Ursula, shot dead, marched the ten thousand
virgins, just walked them! with the pope in tow
to say she could or to prove maybe that
the purity of youth was worth the shock
of Huns beheading them, each and every
one, as God’s synchronicity seems to
bargain lives away in those old stories,
leaving ribs and shoulder blades and femurs
intricately piled like lattice beneath
the church floor and the bishop’s slippers.

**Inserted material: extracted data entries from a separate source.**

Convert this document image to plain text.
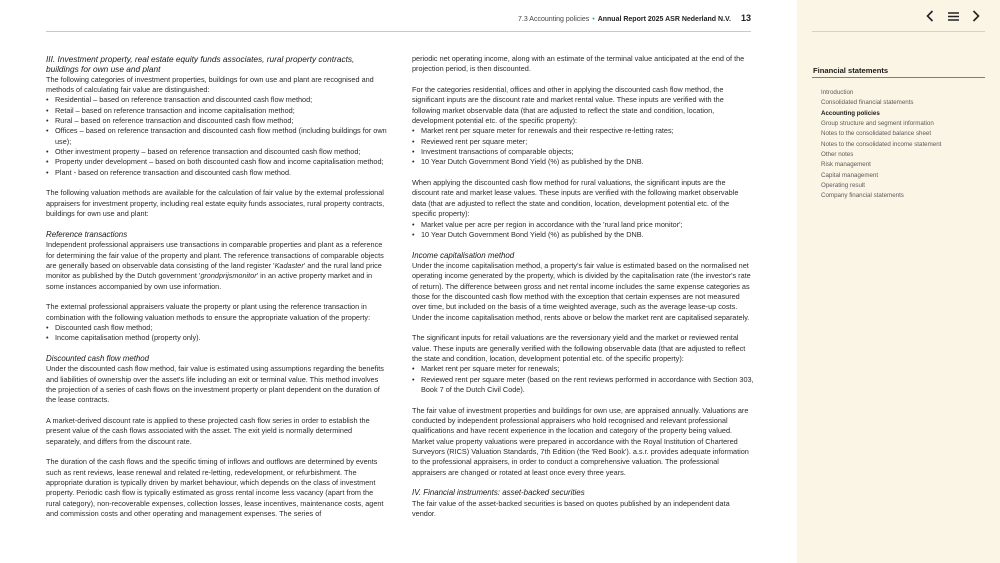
7.3 Accounting policies • Annual Report 2025 ASR Nederland N.V. 13
III. Investment property, real estate equity funds associates, rural property contracts, buildings for own use and plant

The following categories of investment properties, buildings for own use and plant are recognised and methods of calculating fair value are distinguished:

• Residential – based on reference transaction and discounted cash flow method;
• Retail – based on reference transaction and income capitalisation method;
• Rural – based on reference transaction and discounted cash flow method;
• Offices – based on reference transaction and discounted cash flow method (including buildings for own use);
• Other investment property – based on reference transaction and discounted cash flow method;
• Property under development – based on both discounted cash flow and income capitalisation method;
• Plant - based on reference transaction and discounted cash flow method.

The following valuation methods are available for the calculation of fair value by the external professional appraisers for investment property, including real estate equity funds associates, rural property contracts, buildings for own use and plant:

Reference transactions

Independent professional appraisers use transactions in comparable properties and plant as a reference for determining the fair value of the property and plant. The reference transactions of comparable objects are generally based on observable data consisting of the land register 'Kadaster' and the rural land price monitor as published by the Dutch government 'grondprijsmonitor' in an active property market and in some instances accompanied by own use information.

The external professional appraisers valuate the property or plant using the reference transaction in combination with the following valuation methods to ensure the appropriate valuation of the property:

• Discounted cash flow method;
• Income capitalisation method (property only).
Discounted cash flow method

Under the discounted cash flow method, fair value is estimated using assumptions regarding the benefits and liabilities of ownership over the asset's life including an exit or terminal value. This method involves the projection of a series of cash flows on the investment property or plant dependent on the duration of the lease contracts.

A market-derived discount rate is applied to these projected cash flow series in order to establish the present value of the cash flows associated with the asset. The exit yield is normally determined separately, and differs from the discount rate.

The duration of the cash flows and the specific timing of inflows and outflows are determined by events such as rent reviews, lease renewal and related re-letting, redevelopment, or refurbishment. The appropriate duration is typically driven by market behaviour, which depends on the class of investment property. Periodic cash flow is typically estimated as gross rental income less vacancy (apart from the rural category), non-recoverable expenses, collection losses, lease incentives, maintenance costs, agent and commission costs and other operating and management expenses. The series of

periodic net operating income, along with an estimate of the terminal value anticipated at the end of the projection period, is then discounted.

For the categories residential, offices and other in applying the discounted cash flow method, the significant inputs are the discount rate and market rental value. These inputs are verified with the following market observable data (that are adjusted to reflect the state and condition, location, development potential etc. of the specific property):

• Market rent per square meter for renewals and their respective re-letting rates;
• Reviewed rent per square meter;
• Investment transactions of comparable objects;
• 10 Year Dutch Government Bond Yield (%) as published by the DNB.

When applying the discounted cash flow method for rural valuations, the significant inputs are the discount rate and market lease values. These inputs are verified with the following market observable data (that are adjusted to reflect the state and condition, location, development potential etc. of the specific property):

• Market value per acre per region in accordance with the 'rural land price monitor';
• 10 Year Dutch Government Bond Yield (%) as published by the DNB.
Income capitalisation method

Under the income capitalisation method, a property's fair value is estimated based on the normalised net operating income generated by the property, which is divided by the capitalisation rate (the investor's rate of return). The difference between gross and net rental income includes the same expense categories as those for the discounted cash flow method with the exception that certain expenses are not measured over time, but included on the basis of a time weighted average, such as the average lease-up costs. Under the income capitalisation method, rents above or below the market rent are capitalised separately.

The significant inputs for retail valuations are the reversionary yield and the market or reviewed rental value. These inputs are generally verified with the following observable data (that are adjusted to reflect the state and condition, location, development potential etc. of the specific property):

• Market rent per square meter for renewals;
• Reviewed rent per square meter (based on the rent reviews performed in accordance with Section 303, Book 7 of the Dutch Civil Code).

The fair value of investment properties and buildings for own use, are appraised annually. Valuations are conducted by independent professional appraisers who hold recognised and relevant professional qualifications and have recent experience in the location and category of the property being valued. Market value property valuations were prepared in accordance with the Royal Institution of Chartered Surveyors (RICS) Valuation Standards, 7th Edition (the 'Red Book'). a.s.r. provides adequate information to the professional appraisers, in order to conduct a comprehensive valuation. The professional appraisers are changed or rotated at least once every three years.

IV. Financial instruments: asset-backed securities

The fair value of the asset-backed securities is based on quotes published by an independent data vendor.

Financial statements
Introduction
Consolidated financial statements
Accounting policies
Group structure and segment information
Notes to the consolidated balance sheet
Notes to the consolidated income statement
Other notes
Risk management
Capital management
Operating result
Company financial statements
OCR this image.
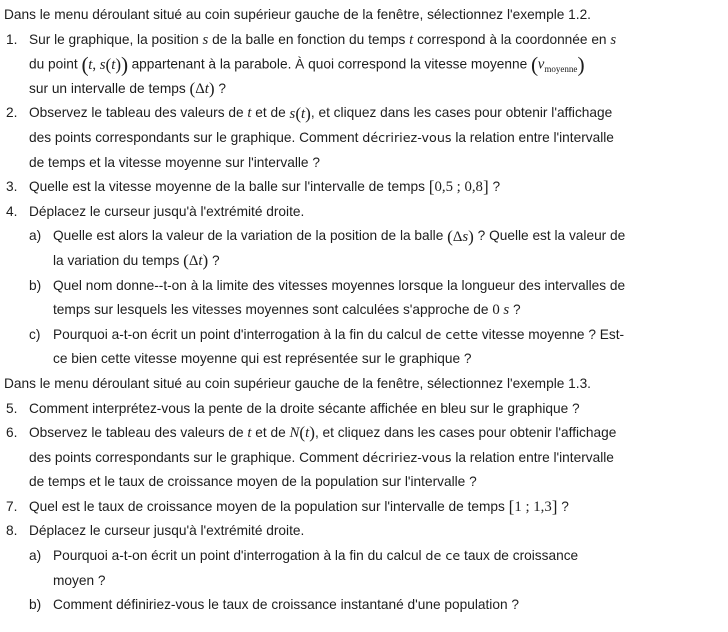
Dans le menu déroulant situé au coin supérieur gauche de la fenêtre, sélectionnez l'exemple 1.2.
1. Sur le graphique, la position s de la balle en fonction du temps t correspond à la coordonnée en s
du point (t, s(t)) appartenant à la parabole. À quoi correspond la vitesse moyenne $(v_{moyenne})$
sur un intervalle de temps (Δt) ?
2. Observez le tableau des valeurs de t et de s(t), et cliquez dans les cases pour obtenir l'affichage
des points correspondants sur le graphique. Comment décririez-vous la relation entre l'intervalle
de temps et la vitesse moyenne sur l'intervalle ?
3. Quelle est la vitesse moyenne de la balle sur l'intervalle de temps [0,5 ; 0,8] ?
4. Déplacez le curseur jusqu'à l'extrémité droite.
a) Quelle est alors la valeur de la variation de la position de la balle (Δs) ? Quelle est la valeur de
la variation du temps (Δt) ?
b) Quel nom donne--t-on à la limite des vitesses moyennes lorsque la longueur des intervalles de
temps sur lesquels les vitesses moyennes sont calculées s'approche de 0 s ?
c) Pourquoi a-t-on écrit un point d'interrogation à la fin du calcul de cette vitesse moyenne ? Est-
ce bien cette vitesse moyenne qui est représentée sur le graphique ?
Dans le menu déroulant situé au coin supérieur gauche de la fenêtre, sélectionnez l'exemple 1.3.
5. Comment interprétez-vous la pente de la droite sécante affichée en bleu sur le graphique ?
6. Observez le tableau des valeurs de t et de N(t), et cliquez dans les cases pour obtenir l'affichage
des points correspondants sur le graphique. Comment décririez-vous la relation entre l'intervalle
de temps et le taux de croissance moyen de la population sur l'intervalle ?
7. Quel est le taux de croissance moyen de la population sur l'intervalle de temps [1 ; 1,3] ?
8. Déplacez le curseur jusqu'à l'extrémité droite.
a) Pourquoi a-t-on écrit un point d'interrogation à la fin du calcul de ce taux de croissance
moyen ?
b) Comment définiriez-vous le taux de croissance instantané d'une population ?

How did she reckon her sad pilgrimage
or, at eleven, marriage to a king?
And Sebastian’s painterly wounding—
What of that? His torso lean and slightly
twisted in the beautiful agony of
arrows, while behind his abandoned look
skyward he must have been thinking how
had it come to this with his gift for healing
and his luck, now bound by an empire to a tree
as the archers, job done, departed from their
malfeasance back to the voiceless and blind in the
town?
And Jesus, of course, we know his knowing or
not knowing, never having been to Rome or seen the
enemies
of the state suspended like sacks on their limbs
snapped by the roadside. Too late!
He could not have been man and not regretted,
wiser as he confronted Pilate at the bloody bowl,
how much good was left to do and how
his angel knew him in the darkness
as awakened, and infinite and finite.